戦前の時点ですでに設計作品が1600件を超えたとのことです。それほどの仕事をこなす原動力はなんだったのか、どのようにしてなし得たかなど、今後の自身の建築家としての立場を、あらためて見直すことにもなる、有意義な旅となりました。
  
戦前の日本の田舎に、宣教師として一人近江に来て、多くの偏見もあるなか、キリスト教布教、社会貢献の一手段として、設計技術を振ったのでした。これが原動力でしょう。近江八幡市の名誉市民第一番目は、ヴォーリズです。
  
人類はみな兄弟という精神で、近江兄弟社を発足し、様々な教育事業や販売事業を発展させました。ここに多くの賛同者が存在します。
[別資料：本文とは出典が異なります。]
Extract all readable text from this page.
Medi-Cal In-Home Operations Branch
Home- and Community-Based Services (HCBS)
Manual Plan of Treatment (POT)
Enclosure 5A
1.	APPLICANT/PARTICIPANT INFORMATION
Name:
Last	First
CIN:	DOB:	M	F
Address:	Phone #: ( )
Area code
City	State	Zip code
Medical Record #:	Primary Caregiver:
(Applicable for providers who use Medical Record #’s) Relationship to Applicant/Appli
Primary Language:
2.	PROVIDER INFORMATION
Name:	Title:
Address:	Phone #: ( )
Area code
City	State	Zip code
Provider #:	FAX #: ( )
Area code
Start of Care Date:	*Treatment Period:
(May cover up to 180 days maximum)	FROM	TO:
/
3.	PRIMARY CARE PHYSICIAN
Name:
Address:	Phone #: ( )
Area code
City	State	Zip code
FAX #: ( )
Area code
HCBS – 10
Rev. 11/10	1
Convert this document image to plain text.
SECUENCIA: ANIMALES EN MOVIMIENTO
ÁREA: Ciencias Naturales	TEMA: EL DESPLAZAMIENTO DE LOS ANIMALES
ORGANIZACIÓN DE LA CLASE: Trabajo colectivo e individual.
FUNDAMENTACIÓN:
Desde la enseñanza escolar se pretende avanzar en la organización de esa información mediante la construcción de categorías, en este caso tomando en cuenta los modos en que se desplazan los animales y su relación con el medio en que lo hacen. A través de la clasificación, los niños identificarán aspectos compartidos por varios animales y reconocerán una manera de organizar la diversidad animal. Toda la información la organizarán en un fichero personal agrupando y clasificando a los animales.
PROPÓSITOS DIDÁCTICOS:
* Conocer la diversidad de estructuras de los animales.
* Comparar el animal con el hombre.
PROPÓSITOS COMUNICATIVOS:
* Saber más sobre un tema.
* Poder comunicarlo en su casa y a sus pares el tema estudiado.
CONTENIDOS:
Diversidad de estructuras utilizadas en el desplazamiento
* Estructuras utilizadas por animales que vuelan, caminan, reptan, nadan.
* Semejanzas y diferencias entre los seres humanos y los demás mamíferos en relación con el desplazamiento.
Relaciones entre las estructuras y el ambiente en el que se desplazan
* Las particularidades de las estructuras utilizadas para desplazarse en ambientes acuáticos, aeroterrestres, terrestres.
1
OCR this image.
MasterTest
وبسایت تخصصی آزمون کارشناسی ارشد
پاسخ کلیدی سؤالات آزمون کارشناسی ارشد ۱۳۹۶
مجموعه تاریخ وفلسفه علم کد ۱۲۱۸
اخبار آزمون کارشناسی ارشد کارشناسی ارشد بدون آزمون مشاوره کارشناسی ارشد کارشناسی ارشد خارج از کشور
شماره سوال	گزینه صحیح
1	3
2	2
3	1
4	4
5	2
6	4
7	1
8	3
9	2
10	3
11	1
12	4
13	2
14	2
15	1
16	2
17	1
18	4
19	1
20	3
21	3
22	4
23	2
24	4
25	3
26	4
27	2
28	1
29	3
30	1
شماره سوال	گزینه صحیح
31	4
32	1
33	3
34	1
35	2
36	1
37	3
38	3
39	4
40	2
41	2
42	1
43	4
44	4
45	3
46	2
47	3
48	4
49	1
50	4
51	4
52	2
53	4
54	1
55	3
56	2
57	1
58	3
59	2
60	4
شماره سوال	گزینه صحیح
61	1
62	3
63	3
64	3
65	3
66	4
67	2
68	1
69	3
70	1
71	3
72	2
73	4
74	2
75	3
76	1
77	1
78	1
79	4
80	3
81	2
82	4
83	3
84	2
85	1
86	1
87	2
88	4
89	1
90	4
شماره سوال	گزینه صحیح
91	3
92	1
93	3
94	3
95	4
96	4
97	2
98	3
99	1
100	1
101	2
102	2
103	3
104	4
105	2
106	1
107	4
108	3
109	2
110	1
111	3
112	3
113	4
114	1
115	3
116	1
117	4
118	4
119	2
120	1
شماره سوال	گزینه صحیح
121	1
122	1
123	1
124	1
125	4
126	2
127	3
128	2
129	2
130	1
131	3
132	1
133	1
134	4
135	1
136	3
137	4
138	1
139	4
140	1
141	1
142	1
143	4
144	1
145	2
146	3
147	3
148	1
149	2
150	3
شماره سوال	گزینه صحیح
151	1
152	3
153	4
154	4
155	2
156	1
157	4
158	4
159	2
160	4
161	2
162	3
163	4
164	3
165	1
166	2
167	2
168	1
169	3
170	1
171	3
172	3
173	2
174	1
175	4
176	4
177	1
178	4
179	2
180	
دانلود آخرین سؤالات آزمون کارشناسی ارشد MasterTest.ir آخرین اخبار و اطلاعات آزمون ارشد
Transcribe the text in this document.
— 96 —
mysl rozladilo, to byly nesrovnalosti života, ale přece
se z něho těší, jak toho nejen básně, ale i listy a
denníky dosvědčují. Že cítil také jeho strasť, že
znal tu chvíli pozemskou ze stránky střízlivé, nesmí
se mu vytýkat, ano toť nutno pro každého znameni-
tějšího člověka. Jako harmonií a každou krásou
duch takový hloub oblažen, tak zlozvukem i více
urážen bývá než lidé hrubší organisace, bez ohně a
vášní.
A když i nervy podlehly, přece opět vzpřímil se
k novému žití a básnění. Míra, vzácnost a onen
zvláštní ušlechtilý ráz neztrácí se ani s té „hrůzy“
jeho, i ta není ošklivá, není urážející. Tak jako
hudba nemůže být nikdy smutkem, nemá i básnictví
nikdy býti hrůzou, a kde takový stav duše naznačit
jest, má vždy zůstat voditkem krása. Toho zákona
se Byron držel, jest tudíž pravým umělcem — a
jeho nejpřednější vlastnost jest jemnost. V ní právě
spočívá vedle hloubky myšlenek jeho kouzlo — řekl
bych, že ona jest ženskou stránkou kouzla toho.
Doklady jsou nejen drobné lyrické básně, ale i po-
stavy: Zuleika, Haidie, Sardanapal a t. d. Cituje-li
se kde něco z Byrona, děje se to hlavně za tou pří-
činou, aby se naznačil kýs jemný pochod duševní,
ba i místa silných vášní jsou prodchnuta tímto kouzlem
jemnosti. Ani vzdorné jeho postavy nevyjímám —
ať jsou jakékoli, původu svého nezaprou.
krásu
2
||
建築作品の多産は時代が求めるままに、進めることができたのでしょう。
  
ただ、ここには当時欧米で興っていた、新しい建築思潮モダニズムとの関連性や、ジャポニスム(日本建築文化)との意図的、意識的なデザインチャレンジは観て取れません。極めて禁欲的です。キリスト教教理に照らして、必要最小限を追及していたのかもしれません。それが結果的に装飾を排除した、「さりげなさ」という表現を生んだのでしょう。